Learn more about the Underground Railroad tonight

The Underground Railroad in Iowa will be the topic of a public meeting at First Presbyterian Church in Chariton this evening, sponsored by the Lucas County Genealogical Society and co-sponsored by the Lucas County Historical Society. Doors will open at 6 p.m. and the program will begin at approximately 6:30 p.m. Admission is free.

Guest speaker will be Doug Jones, archaeologist and project manager of the Iowa Freedom Trail Grant Project, which will conclude during September when funding expires after more than a decade of work.

Most are aware I think that the Underground Railroad was a network of people and routes that from roughly 1839 until 1861 helped slaves who had escaped bondage in the South reach relative safety in the North or assured safety in Canada.

An extensive network developed in the four tiers of southern Iowa counties, adjacent to the slave state of Missouri. Activity began in southeast Iowa during territorial days, then spread west --- accelerating in southwest Iowa after passage of the 1854 Kansas-Nebraska Act.

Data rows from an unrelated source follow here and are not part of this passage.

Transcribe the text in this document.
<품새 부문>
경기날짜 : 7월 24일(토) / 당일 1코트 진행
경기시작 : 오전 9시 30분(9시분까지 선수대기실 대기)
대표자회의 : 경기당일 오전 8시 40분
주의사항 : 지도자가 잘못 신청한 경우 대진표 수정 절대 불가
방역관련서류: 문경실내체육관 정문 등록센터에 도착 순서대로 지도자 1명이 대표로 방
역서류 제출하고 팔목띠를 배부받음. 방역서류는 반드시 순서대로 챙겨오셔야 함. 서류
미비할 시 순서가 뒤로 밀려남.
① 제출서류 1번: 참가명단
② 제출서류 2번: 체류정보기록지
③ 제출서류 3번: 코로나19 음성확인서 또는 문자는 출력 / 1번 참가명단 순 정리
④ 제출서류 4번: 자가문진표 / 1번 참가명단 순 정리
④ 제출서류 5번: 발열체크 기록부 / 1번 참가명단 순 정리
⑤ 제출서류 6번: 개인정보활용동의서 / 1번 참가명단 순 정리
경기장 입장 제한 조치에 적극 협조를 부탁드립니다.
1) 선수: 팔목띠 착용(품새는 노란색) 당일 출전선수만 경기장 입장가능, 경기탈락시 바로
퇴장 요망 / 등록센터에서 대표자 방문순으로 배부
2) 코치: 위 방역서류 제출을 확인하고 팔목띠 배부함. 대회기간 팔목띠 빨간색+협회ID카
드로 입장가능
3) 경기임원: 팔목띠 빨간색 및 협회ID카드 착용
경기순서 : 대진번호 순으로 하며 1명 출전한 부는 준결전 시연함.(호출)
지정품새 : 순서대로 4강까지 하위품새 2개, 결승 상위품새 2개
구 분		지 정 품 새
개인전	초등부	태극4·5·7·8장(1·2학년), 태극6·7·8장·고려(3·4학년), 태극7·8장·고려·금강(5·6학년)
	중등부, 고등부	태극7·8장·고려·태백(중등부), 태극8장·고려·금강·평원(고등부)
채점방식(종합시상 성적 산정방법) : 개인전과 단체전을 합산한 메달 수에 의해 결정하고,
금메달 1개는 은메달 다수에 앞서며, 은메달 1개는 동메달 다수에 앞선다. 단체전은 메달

The Iowa Freedom Trail project commenced with a legislative mandate a decade ago and will end formally this fall, although research and development is expected to continue. One result of the project will be a new book, Necessary Courage, authored by retired project manager Lowell J. Soike and published by University of Iowa Press.

If you look carefully at the map above (right click and open in a new window to see more clearly), developed by John Zeller, an historian for the project and the State Historical Society of Iowa, you'll note that Lucas and Wayne counties are the only "blank" counties in Iowa's southern three tiers. I'm sure we'll hear more about that as well as additional research that may provide an explanation --- or clues about actual Underground Railroad activity here.

The meeting also will give guests an opportunity to explore First Prebyterian, recently refreshed with a new roof and wiring and one of Chariton's architectural treasures. If the sun is shining --- as it is supposed to be today --- the sanctuary with its walls of stained glass and stained glass dome overhead should be one of the most beautiful places to be in town this evening, too. The church is located a block east of the northeast corner of the square. So please join us!